April 13, 2012

Be Our Guest / Jim Welter

Why not include good news of joint dialogue statement between Catholics and Lutherans in ‘Question Corner’ response?

Jim WelterFather Kenneth Doyle’s response concerning the granting of indulgences in the “Question Corner” column in the March 16 issue of The Criterion raises more questions than it answers.

As he states, the Church’s teaching about indulgences has been around for about 1,000 years. It follows then that they were not around for an equally long period of time. So the time length alone would not seem to justify their usefulness in Catholic teaching.

The Church, during Vatican II, found expressions that more adequately described the nature of sin, as well as God’s mercy and forgiveness, so the emphasis on indulgences under the guidance of the Holy Spirit was diminished as the reader correctly notes.

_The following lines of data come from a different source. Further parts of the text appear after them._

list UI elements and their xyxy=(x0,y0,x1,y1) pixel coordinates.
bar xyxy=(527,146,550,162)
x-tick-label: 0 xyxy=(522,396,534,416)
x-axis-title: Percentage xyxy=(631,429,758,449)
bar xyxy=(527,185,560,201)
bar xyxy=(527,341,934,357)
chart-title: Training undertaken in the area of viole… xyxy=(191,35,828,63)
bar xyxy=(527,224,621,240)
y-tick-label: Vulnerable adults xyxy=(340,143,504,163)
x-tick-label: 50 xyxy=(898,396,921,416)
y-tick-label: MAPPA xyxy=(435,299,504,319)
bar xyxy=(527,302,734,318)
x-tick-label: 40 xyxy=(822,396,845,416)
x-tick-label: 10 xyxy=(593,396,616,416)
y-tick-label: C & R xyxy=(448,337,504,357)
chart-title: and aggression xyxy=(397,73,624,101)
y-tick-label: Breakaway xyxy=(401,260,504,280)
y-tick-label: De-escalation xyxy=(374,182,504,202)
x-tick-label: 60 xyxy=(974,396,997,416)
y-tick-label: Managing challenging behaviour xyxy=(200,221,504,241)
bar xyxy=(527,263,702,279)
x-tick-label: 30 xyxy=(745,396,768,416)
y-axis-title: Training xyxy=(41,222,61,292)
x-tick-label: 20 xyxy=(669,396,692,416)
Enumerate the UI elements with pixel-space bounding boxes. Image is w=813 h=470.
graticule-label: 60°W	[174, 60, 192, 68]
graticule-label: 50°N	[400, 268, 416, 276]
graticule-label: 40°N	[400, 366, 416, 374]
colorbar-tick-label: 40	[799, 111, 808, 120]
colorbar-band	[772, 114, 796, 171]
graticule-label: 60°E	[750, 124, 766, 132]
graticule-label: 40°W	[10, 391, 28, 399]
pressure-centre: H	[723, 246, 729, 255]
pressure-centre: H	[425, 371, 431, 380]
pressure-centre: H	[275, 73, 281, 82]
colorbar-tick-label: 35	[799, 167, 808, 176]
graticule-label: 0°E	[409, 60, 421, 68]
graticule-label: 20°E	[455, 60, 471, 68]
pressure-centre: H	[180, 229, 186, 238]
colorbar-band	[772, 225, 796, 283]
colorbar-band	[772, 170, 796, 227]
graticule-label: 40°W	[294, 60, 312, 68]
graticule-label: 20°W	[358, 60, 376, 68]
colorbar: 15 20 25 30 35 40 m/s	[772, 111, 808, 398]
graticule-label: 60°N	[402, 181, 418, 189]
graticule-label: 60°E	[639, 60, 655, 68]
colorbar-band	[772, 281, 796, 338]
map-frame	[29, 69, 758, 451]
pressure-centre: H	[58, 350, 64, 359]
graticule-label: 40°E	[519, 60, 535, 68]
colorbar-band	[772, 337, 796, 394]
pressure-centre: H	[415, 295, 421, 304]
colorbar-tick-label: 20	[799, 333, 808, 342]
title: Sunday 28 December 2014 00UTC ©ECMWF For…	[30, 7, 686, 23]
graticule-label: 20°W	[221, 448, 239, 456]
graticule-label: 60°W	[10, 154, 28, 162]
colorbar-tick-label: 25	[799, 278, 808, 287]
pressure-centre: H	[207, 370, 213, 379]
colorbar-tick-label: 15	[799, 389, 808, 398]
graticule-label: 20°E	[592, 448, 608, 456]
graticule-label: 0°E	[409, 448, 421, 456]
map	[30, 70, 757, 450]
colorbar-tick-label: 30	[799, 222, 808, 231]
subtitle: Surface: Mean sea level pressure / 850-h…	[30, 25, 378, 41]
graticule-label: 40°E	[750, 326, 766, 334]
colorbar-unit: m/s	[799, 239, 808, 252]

Father Doyle could have ended his answer on such a pastoral tone. Instead, he chose to expand his answer by short-changing history and only telling half of the story.

Historically, we know that there were many Catholic reformers in addition to Martin Luther who opposed the abuses to indulgences prior to and during the Reformation period.

Erasmus of Rotterdam, who corresponded with Luther, was perhaps the best known. The selling of indulgences did not “ignite” the reformation as Father Doyle states because by the time Luther returned from exile in the Castle at Wittenberg—after only two years—the practice of selling of indulgences had largely been discontinued.

The real issue for Luther was much larger as it addressed the theology of indulgences themselves and the authority of the pope to be the dispenser of God’s forgiveness.

A series of dialogues which took place between the Catholic and Lutheran traditions following Vatican II resolved many of the divisive issues of the 16th century to the extent that Cardinal Joseph Ratzinger—now Pope Benedict XVI—actually signed a document in 1999 supporting the revocation of Luther’s excommunication.

The conclusion of these modern dialogues and the final agreement between the Catholic and the Evangelical Lutheran traditions can be summarized in a simple phrase and puts to death the centuries-old, and totally unnecessary, argument of whether we are saved through works or grace. “We are saved by grace to free us for good works!”

As a committed Catholic, I wonder why Father Doyle did not choose to share the good news of this joint dialogue statement in his column rather than place upon her shoulders the burden of “a theology with a checkered past.”

(Jim Welter is a member of St. Barnabas Parish in Indianapolis.)